Il lui a répondu qu'un groupe de femmes s'entraînait effectivement sur le même terrain que les garçons. Quelques semaines plus tard, Regina Lunyolo est arrivée au Kyadondo Rugby Club pour faire le premier pas vers un voyage qui allait transformer sa vie.

 

« C'était le 5 janvier 2004 ; je me suis dit 'OK, laisse-moi juste tenter le coup' », raconte Regina à World Rugby. « J'ai vu quelques filles qui jouaient, qui couraient. Je me suis arrêtée et j'ai demandé à l'entraîneur [James Park] si je pouvais me joindre à elles et ils m'a répondu que j'étais la bienvenue. C’est comme ça que j’ai commencé à jouer au rugby. »

Gagner en autonomie

Moins de 14 mois plus tard, Regina Lunyolo était alignée à la mêlée alors que les Lady Cranes de l’Ouganda faisaient leurs débuts avec une victoire de 92-0 contre le Rwanda à Kigali.

Elle a continué à jouer jusqu'en 2012 - retournant sur les terrains après la naissance de chacun de ses six enfants - lorsqu'elle est devenue manager pour un club féminin local.

Regina Lunyolo, qui a également obtenu une qualification d'arbitre de niveau 2, est ensuite devenue manager des Lady Cranes Sevens en 2017, un rôle qu'elle a occupé jusqu'à son élection au Conseil d'administration de la fédération ougandaise de rugby deux ans plus tard.

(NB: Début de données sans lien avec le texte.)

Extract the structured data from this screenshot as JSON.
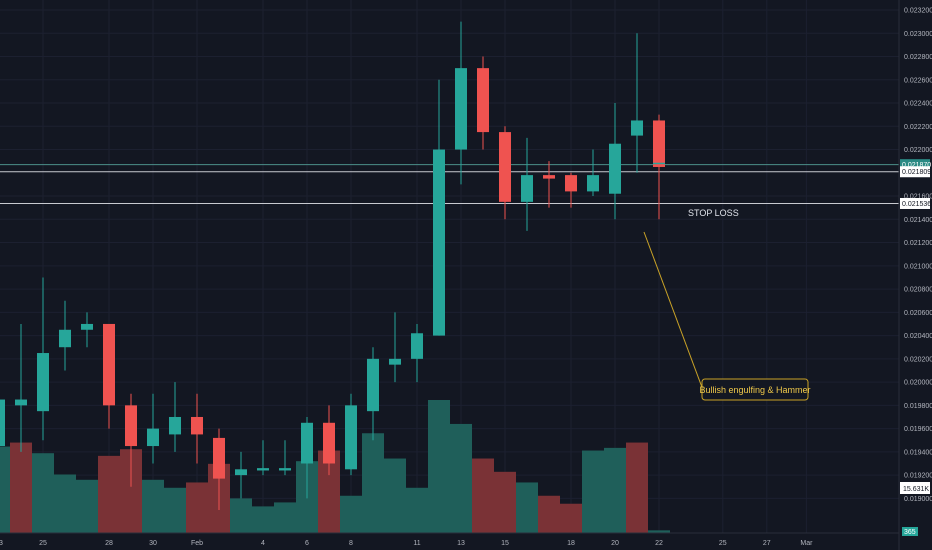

« Je ne pouvais pas garder les deux positions », regrette Regina. « Mais je voulais aussi laisser de la place à une autre personne pour qu'elle puisse diriger, qu'une autre femme vienne siéger. »

Cette volonté d'autoriser d'autres femmes ougandaises à suivre ses traces est évidente dans la manière dont Regina Lunyolo a saisi une autre opportunité qui s'est présentée à elle en 2019. À la veille de la Journée internationale de la femme, elle a été annoncée comme l'une des 14 récipiendaires de la Bourse de Leadership Féminin de World Rugby.

La bourse lui a fourni des opportunités dont elle n'aurait pu rêver auparavant. En août, elle s’est envolée pour les Fidji pour participer à l’Atelier de leadership des femmes de rugby d’Océanie avant de poursuivre son voyage en Nouvelle-Zélande.

« C'était l'un de ces rares moments où vous êtes assis dans un même espace avec des personnes partageant les mêmes idées que vous et que vous discutez des questions concernant le sport que vous aimez tous. Cela a changé ma vie », se souvient Regina.

Lunyolo est d'ailleurs déterminée à faire en sorte que ce ne soit pas seulement sa vie qui soit changée par la bourse. Elle a l'intention d'amener ses compatriotes avec elle.

« Il incombe à chacune d'entre nous (boursiers) d'aller sur le terrain et d'inspirer plus de filles à jouer au rugby », assure-t-elle. « Mais ce faisant, nous devons créer un environnement sûr pour qu'elles puissent s'épanouir et développer leur plein potentiel. Cela nous permet à toutes de puiser dans nos différents ensembles de compétences et nos capacités pour leur permettre de comprendre que le rugby est plus qu'un sport.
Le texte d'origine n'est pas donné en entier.